For boards, the most commonly used flame retardant is tetrabromobisphenol A (TBBPA). However, whilst this is still permitted under RoHS provisions, this decision can be revisited at any time. Possible substitute materials include various phosphorus and zinc compounds, and inorganic fillers.
The two phosphorus-containing alternatives are organic phosphates, which may be dissolved in the epoxy system and create foams that extinguish flames, and particles of red phosphorus itself. Being relatively large (20-30µm) these are visible during microsectioning, and there is a concern that laser ablation might evaporate the particles, leaving holes in the structure. Overall, there are concerns about the toxicity of phosphorus materials, their comparative lack of stability, and the fact that they leach easily into the water table.
Laminate manufacturers have in the past used a variety of inorganic fillers such as mica or clay, or the more 'sanitised' fillers aluminium hydroxide and magnesium hydroxide. However, in order to make a laminate flame retardant the percentage of filler has to be sufficiently high to leave little fuel to burn. Levels as much as 50% by weight have been reported. These high loadings adversely affect board properties, making the laminate stiffer and more brittle, reducing impact strength and tensile strength, and increasing water absorption.
Of the other approaches in development, zinc compounds have been used in some halogen-free formulations, with zinc borate the most widely used. This behaves like aluminium trihydroxide: when heated, both decompose to release water that forms an envelope around the flame, and also absorbs energy, lowering the temperature.
Alternative approaches are to use materials that are inherently flame-retarding, and silicone compounds have been evaluated for this: they have high heat resistance, are not toxic, and do not generate toxic gases during combustion. Lau also reports success with finely-dispersed silicon in polycarbonate resin, but this material is primarily for use in housings.

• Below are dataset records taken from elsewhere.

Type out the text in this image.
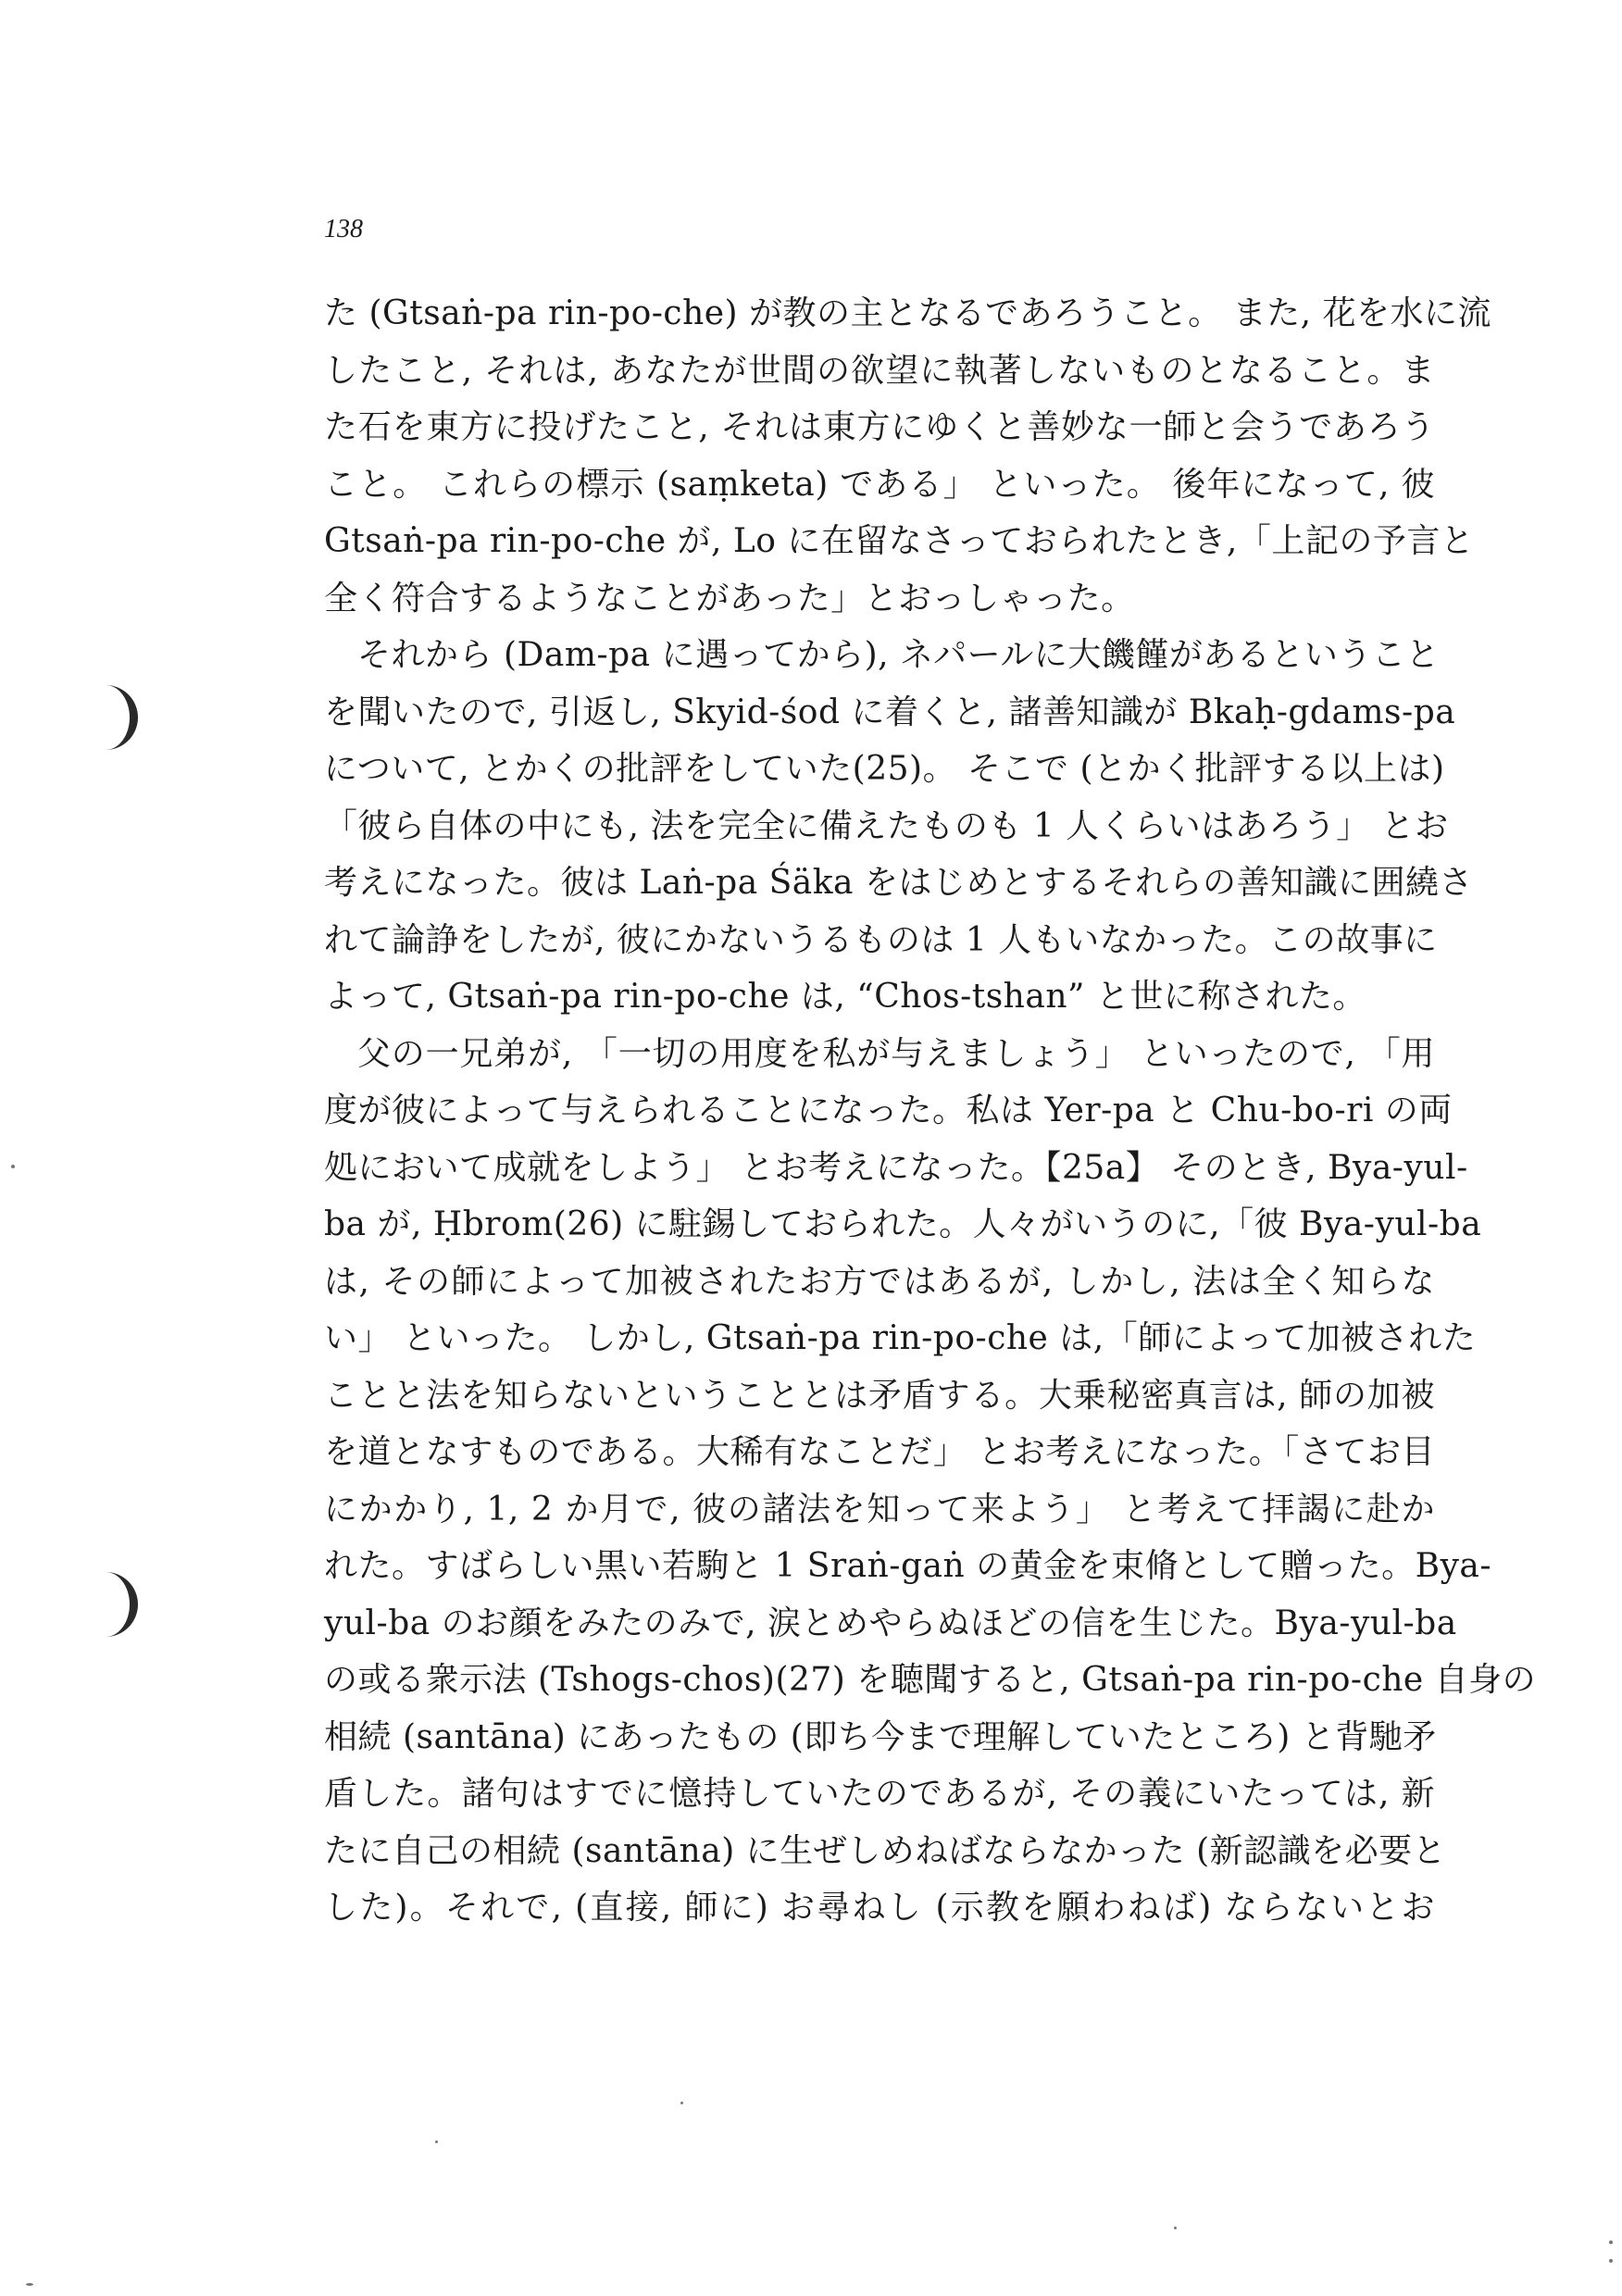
138
た (Gtsaṅ-pa rin-po-che) が教の主となるであろうこと。 また, 花を水に流
したこと, それは, あなたが世間の欲望に執著しないものとなること。ま
た石を東方に投げたこと, それは東方にゆくと善妙な一師と会うであろう
こと。 これらの標示 (saṃketa) である」 といった。 後年になって, 彼
Gtsaṅ-pa rin-po-che が, Lo に在留なさっておられたとき,「上記の予言と
全く符合するようなことがあった」とおっしゃった。
それから (Dam-pa に遇ってから), ネパールに大饑饉があるということ
を聞いたので, 引返し, Skyid-śod に着くと, 諸善知識が Bkaḥ-gdams-pa
について, とかくの批評をしていた(25)。 そこで (とかく批評する以上は)
「彼ら自体の中にも, 法を完全に備えたものも 1 人くらいはあろう」 とお
考えになった。彼は Laṅ-pa Śäka をはじめとするそれらの善知識に囲繞さ
れて論諍をしたが, 彼にかないうるものは 1 人もいなかった。この故事に
よって, Gtsaṅ-pa rin-po-che は, “Chos-tshan” と世に称された。
父の一兄弟が, 「一切の用度を私が与えましょう」 といったので, 「用
度が彼によって与えられることになった。私は Yer-pa と Chu-bo-ri の両
処において成就をしよう」 とお考えになった。【25a】 そのとき, Bya-yul-
ba が, Ḥbrom(26) に駐錫しておられた。人々がいうのに,「彼 Bya-yul-ba
は, その師によって加被されたお方ではあるが, しかし, 法は全く知らな
い」 といった。 しかし, Gtsaṅ-pa rin-po-che は,「師によって加被された
ことと法を知らないということとは矛盾する。大乗秘密真言は, 師の加被
を道となすものである。大稀有なことだ」 とお考えになった。「さてお目
にかかり, 1, 2 か月で, 彼の諸法を知って来よう」 と考えて拝謁に赴か
れた。すばらしい黒い若駒と 1 Sraṅ-gaṅ の黄金を束脩として贈った。Bya-
yul-ba のお顔をみたのみで, 涙とめやらぬほどの信を生じた。Bya-yul-ba
の或る衆示法 (Tshogs-chos)(27) を聴聞すると, Gtsaṅ-pa rin-po-che 自身の
相続 (santāna) にあったもの (即ち今まで理解していたところ) と背馳矛
盾した。諸句はすでに憶持していたのであるが, その義にいたっては, 新
たに自己の相続 (santāna) に生ぜしめねばならなかった (新認識を必要と
した)。それで, (直接, 師に) お尋ねし (示教を願わねば) ならないとお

In summary, this is a topic that is likely to see substantial development in the years to come particularly as the Japanese are starting to promote 'halogen-free' in the same way that earlier workers promoted lead-free. The only difference is that the colour of choice, indicating that the material contains no halogens, is likely to be blue rather than green.
Notwithstanding the commercial implications, we have to be careful that we do not overreact to environmental pressures in this area. It has been commented that US consumer products are generally much less flammable than their equivalents in Europe, because they contain more brominated compounds. In fact, because of pressure to remove these materials from enclosures, it has been estimated that as many as 100 people have died as a result of fires in electronic equipment!